The schedule for the second week continues the same sequencing as was done this year with plenary debates in the mornings and working group in the afternoons, he said. The third week will start with the annual debate on the report of the United Nations Commission on International Trade Law (UNCITRAL) and the debate on the Programme of Assistance in the Teaching, Study, Dissemination and Wider Appreciation of International Law would take place at the end of that week. The fourth week would be designated International Law Week and would be dedicated to the consideration of the annual report of the International Law Commission. The fifth and sixth weeks would see the consideration of the remaining debate of the Commission’s report as well as the annual consideration of the reports of the Committee on Relations with the Host Country and working groups.
Finally, as had been done in past sessions, he said that the Bureau had sought to coordinate the meetings of the Sixth Committee with those of other bodies of particular interest to Sixth Committee delegates.

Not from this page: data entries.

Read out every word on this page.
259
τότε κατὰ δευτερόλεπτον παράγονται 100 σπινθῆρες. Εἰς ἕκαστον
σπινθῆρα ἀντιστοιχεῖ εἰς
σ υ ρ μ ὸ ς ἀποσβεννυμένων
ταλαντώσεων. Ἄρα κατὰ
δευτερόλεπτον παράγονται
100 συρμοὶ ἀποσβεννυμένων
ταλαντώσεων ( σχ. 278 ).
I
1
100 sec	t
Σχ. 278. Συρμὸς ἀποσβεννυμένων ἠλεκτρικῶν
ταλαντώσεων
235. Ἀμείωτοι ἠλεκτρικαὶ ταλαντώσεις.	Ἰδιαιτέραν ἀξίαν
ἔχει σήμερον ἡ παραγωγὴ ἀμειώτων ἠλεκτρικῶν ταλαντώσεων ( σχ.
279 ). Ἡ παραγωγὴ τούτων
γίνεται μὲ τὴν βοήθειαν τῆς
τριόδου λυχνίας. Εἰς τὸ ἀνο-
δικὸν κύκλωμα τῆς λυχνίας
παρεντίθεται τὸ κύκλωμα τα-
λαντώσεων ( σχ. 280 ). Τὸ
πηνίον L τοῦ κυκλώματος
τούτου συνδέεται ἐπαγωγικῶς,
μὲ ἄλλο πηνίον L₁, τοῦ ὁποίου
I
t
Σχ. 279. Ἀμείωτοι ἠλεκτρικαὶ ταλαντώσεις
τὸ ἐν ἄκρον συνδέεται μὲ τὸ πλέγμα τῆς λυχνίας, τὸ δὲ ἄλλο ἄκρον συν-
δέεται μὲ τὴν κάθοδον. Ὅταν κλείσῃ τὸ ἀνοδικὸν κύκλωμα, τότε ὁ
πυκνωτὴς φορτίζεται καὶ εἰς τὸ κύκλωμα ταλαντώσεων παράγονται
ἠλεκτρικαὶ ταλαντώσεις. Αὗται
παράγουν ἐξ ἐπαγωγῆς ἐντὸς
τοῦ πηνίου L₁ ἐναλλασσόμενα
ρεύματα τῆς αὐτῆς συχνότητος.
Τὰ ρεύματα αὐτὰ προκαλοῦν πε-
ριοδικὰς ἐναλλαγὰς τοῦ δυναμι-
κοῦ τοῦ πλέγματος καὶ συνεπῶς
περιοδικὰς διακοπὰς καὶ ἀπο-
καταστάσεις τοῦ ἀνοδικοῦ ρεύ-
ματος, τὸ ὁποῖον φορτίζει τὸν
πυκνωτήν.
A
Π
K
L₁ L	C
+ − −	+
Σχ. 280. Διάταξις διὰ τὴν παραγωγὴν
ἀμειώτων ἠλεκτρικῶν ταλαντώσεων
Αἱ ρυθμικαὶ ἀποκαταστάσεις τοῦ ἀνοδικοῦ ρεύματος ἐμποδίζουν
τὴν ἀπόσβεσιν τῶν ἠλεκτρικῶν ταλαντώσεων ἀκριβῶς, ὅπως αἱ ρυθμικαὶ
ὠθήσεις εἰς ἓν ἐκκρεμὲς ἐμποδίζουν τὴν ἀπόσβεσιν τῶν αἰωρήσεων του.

The Bureau reached out to the respective Presidencies of the International Residual Mechanism for Criminal Tribunals and the International Criminal Court to seek their views regarding how best to accommodate the dates on which their reports would be considered by the General Assembly with the Committee’s programme of work.
Mr. DOTTA (Uruguay) recalled that during International Law Week it is an established practice to have two afternoons for meetings of legal advisers. Therefore, it should be ensured that they do not overlap with the plenary. Any change to the practice would require consensus, he said, stressing he would oppose any change in this regard.
ELSADIG ALI SAYED AHMED (Sudan) said that he recognized that the programme of work is at the proposal stage. However, on 18 October the topic of Protection of persons in event of disasters is scheduled. To his knowledge, it has not yet been decided whether that topic will be discussed next year or the year after, he said.
JULIETTE ROSITA RILEY (Barbados), associating herself with CELAC, congratulated the Chair regarding the scheduling of meetings, which has taken into account the requirements of States with less capacity. The programme of work should be structured in a way that encourages the participation of all delegations, including small ones like her own. As a member of the Caribbean Community (CARICOM) it is her delegation’s intention to increase its work in the Committee during the next session, she said.
ANA FIERRO (Mexico), associating herself with CELAC and Uruguay, said that her delegation is grateful that the two afternoons for the meetings of legal advisers have been maintained on the programme of work. This is very important and it should not overlap with other meetings of the Sixth Committee.